Thursday, March 9, 2023

Birthdays

Today is Brian's first grandchild's 8th birthday born just 6 days before Brian's birthday.  His hardest birthday.  The first one after he died.  So he has never met this first grandchild and there are now two more that he has never met.  

His daughter told me the other day how her youngest one (three) noticed a picture of Brian sitting on her table and asked who that was.  She told him it was her dad and he said, "I've never seen him."  Thus began a long, difficult conversation and a lot of pent up emotions of how her children would never know their grandfather and he would never know them.  

She, like me, still struggles.  

As a matter of fact she has just now after 8 1/2 years signed up for GriefShare.  She did the opposite of me.  We signed up way too early in this grief journey and she has signed up way later than their target attendees.  I was still in shock and denial.  She has struggled with learning to cope with daily life on her own without their help and has found that 8 years later, she still needs help.

What she is hoping to gain out of it at this point is being able to get her emotions out because again like me, she keeps them inside.  She lets them out to me but only on rare occasions.  She is still also  struggling with the secondary losses - which never seem to end.  Like her sons never getting to know her dad and the biggest influence in her life.  And I'm certain with wondering how on earth to ever tell them what happened.  I do not envy her that job.  I cannot imagine how you could even tell that to your children.  I still cannot even tell it to strangers, friends and relatives.  I don't know how.  I don't know where to begin.  How could you tell this to your children???  Both of Brian's children have got that hard conversation ahead of them.  Catastrophic grief - the gift that keeps on giving...

March is always my most difficult month because Brian's birthday is the hardest of all days.  This coming Wednesday will be his 50th birthday.  A milestone birthday that should be celebrated.

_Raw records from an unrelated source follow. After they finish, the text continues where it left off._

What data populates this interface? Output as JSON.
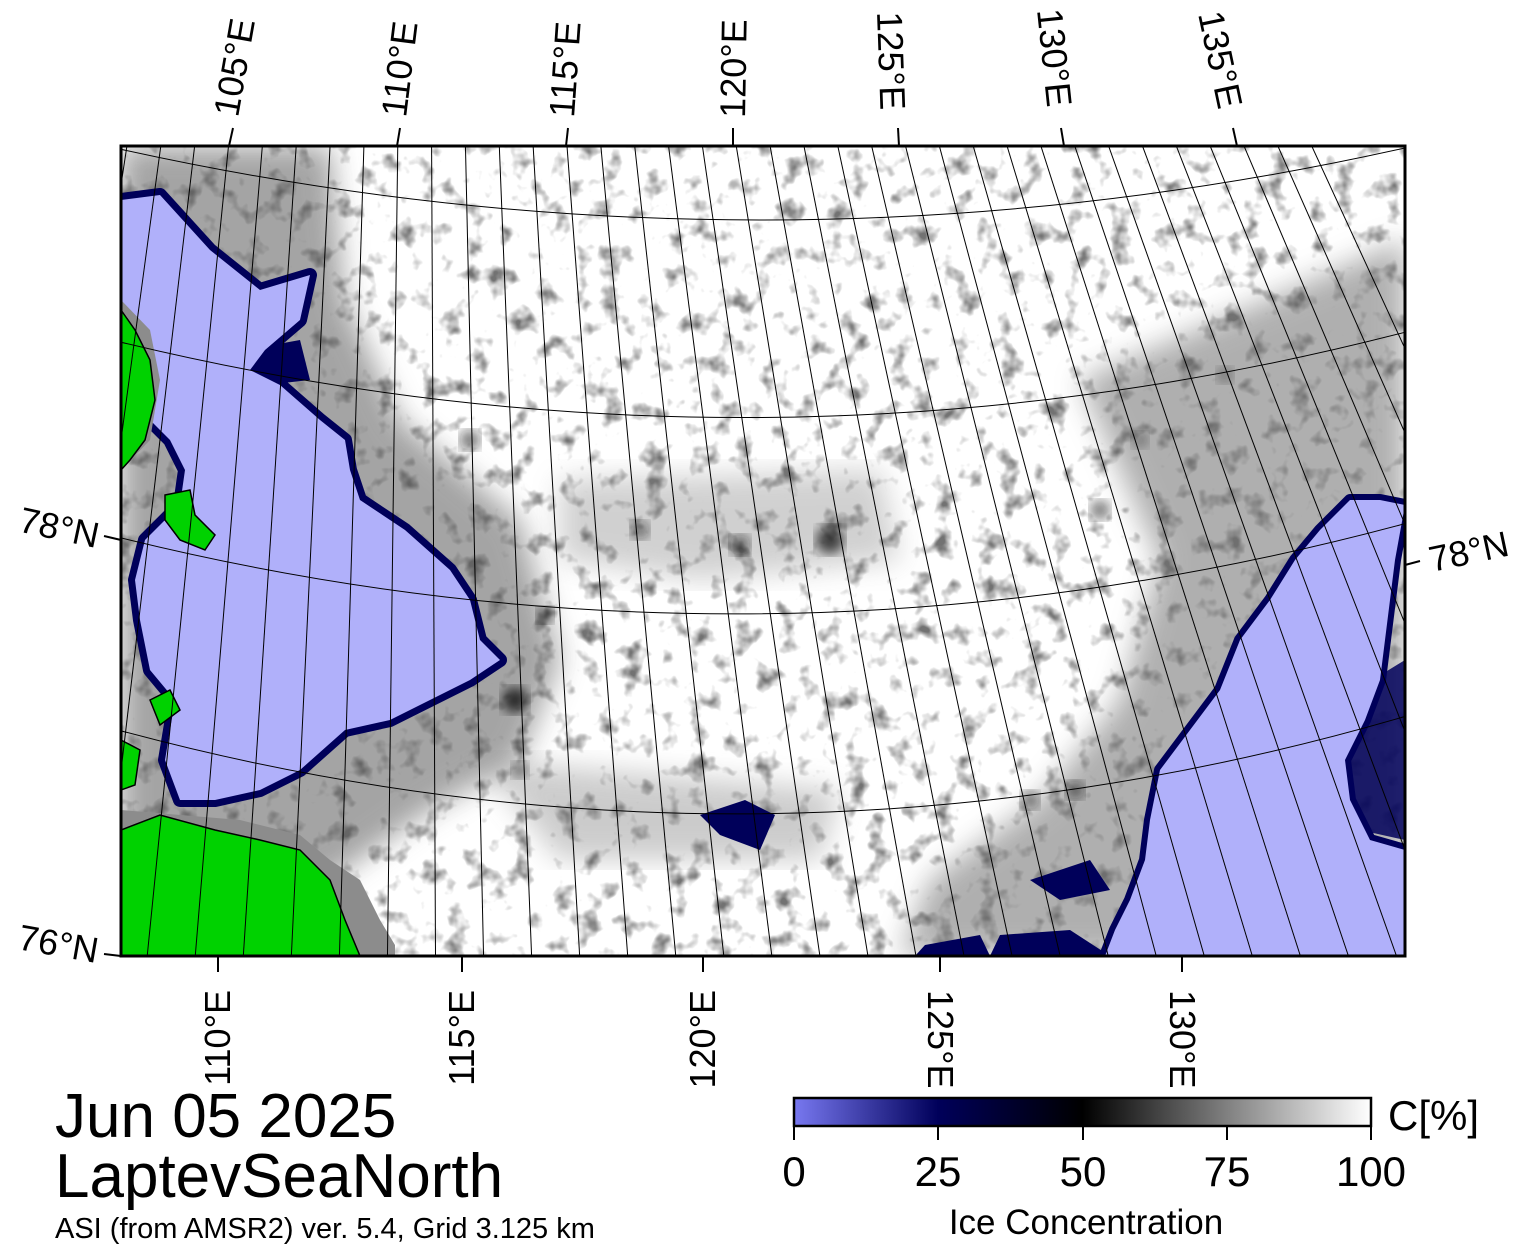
{
  "map": {
    "region_name": "LaptevSeaNorth",
    "date": "Jun 05 2025",
    "product": "ASI (from AMSR2) ver. 5.4,  Grid 3.125 km",
    "top_lon_labels": [
      "105°E",
      "110°E",
      "115°E",
      "120°E",
      "125°E",
      "130°E",
      "135°E"
    ],
    "bottom_lon_labels": [
      "110°E",
      "115°E",
      "120°E",
      "125°E",
      "130°E"
    ],
    "lat_labels_left": [
      "78°N",
      "76°N"
    ],
    "lat_labels_right": [
      "78°N"
    ],
    "colors": {
      "open_water": "#b0b0fa",
      "land": "#00d200",
      "coast_mask": "#8c8c8c",
      "frame": "#000000"
    }
  },
  "colorbar": {
    "label": "Ice Concentration",
    "unit": "C[%]",
    "ticks": [
      "0",
      "25",
      "50",
      "75",
      "100"
    ],
    "stops": [
      {
        "value": 0,
        "color": "#7878f0"
      },
      {
        "value": 25,
        "color": "#00005a"
      },
      {
        "value": 50,
        "color": "#000000"
      },
      {
        "value": 75,
        "color": "#808080"
      },
      {
        "value": 100,
        "color": "#ffffff"
      }
    ]
  }
}
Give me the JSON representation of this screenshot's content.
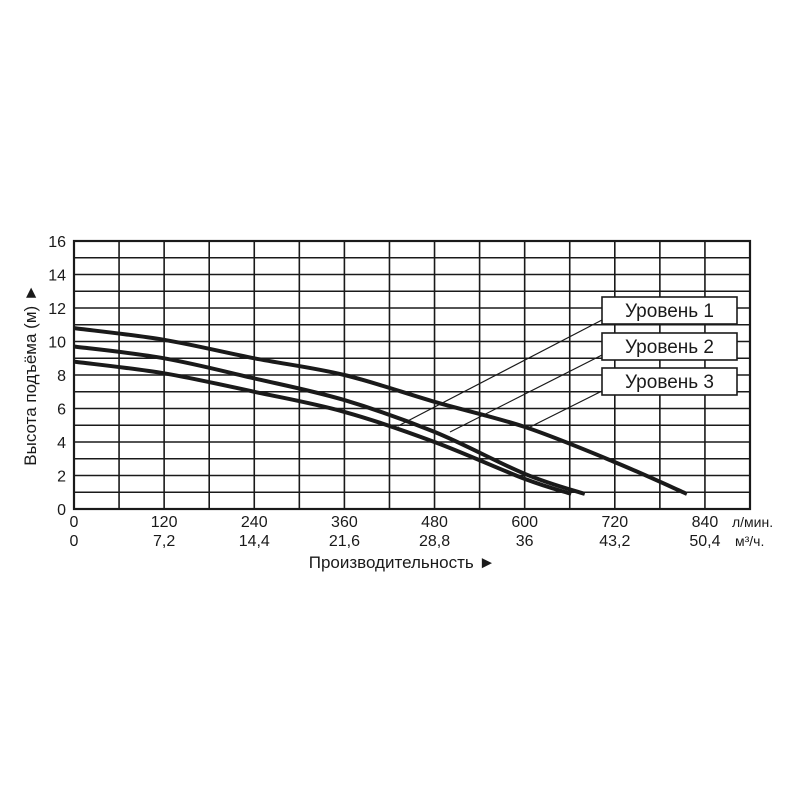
{
  "chart_data": {
    "type": "line",
    "x_unit_lmin": "л/мин.",
    "x_unit_m3h": "м³/ч.",
    "xlabel": "Производительность ►",
    "ylabel": "Высота подъёма (м) ►",
    "xlim": [
      0,
      900
    ],
    "ylim": [
      0,
      16
    ],
    "x_ticks_lmin": [
      "0",
      "120",
      "240",
      "360",
      "480",
      "600",
      "720",
      "840"
    ],
    "x_ticks_m3h": [
      "0",
      "7,2",
      "14,4",
      "21,6",
      "28,8",
      "36",
      "43,2",
      "50,4"
    ],
    "y_ticks": [
      "0",
      "2",
      "4",
      "6",
      "8",
      "10",
      "12",
      "14",
      "16"
    ],
    "grid": true,
    "series": [
      {
        "name": "Уровень 1",
        "points": [
          [
            0,
            10.8
          ],
          [
            120,
            10.1
          ],
          [
            240,
            9.0
          ],
          [
            360,
            8.0
          ],
          [
            480,
            6.4
          ],
          [
            600,
            4.9
          ],
          [
            720,
            2.8
          ],
          [
            816,
            0.9
          ]
        ]
      },
      {
        "name": "Уровень 2",
        "points": [
          [
            0,
            9.7
          ],
          [
            120,
            9.0
          ],
          [
            240,
            7.8
          ],
          [
            360,
            6.5
          ],
          [
            480,
            4.6
          ],
          [
            600,
            2.1
          ],
          [
            680,
            0.9
          ]
        ]
      },
      {
        "name": "Уровень 3",
        "points": [
          [
            0,
            8.8
          ],
          [
            120,
            8.1
          ],
          [
            240,
            7.0
          ],
          [
            360,
            5.8
          ],
          [
            480,
            4.0
          ],
          [
            600,
            1.8
          ],
          [
            662,
            0.9
          ]
        ]
      }
    ]
  }
}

I'm pulling my usual - distracting myself with activity to try and keep from melting down.  Church work, camping, house painting projects, basement cleaning anything and everything.

We have been cleaning and working on their memory garden some though.  I'm afraid my good intentions with that have gone the way of my interest in every other part of my life.  I have neglected it.  Ofcourse, it always needs cleaning and replanting in the spring, but I have been very negligent still.  Maybe for his 50th I will get the lead out and get it looking like it should again.  You know what they say about "good intentions".

How I would love to do something special for his 50th to actually honor him instead of either avoiding it or crying all week.  When Kara's mom brought cake to our lunch to celebrate Paxton's birthday together, I wanted to cry.  It made me so happy to finally actually "do" something to remember his birthday.  We had a "Paxton's grandmother" day out with lunch and a movie and then cake. Remembering him together.  It was awesome.  I would truly love to do something for Brian's 50th even something small.  Dinner with his kids and grandkids would be nice.  Hmmm maybe?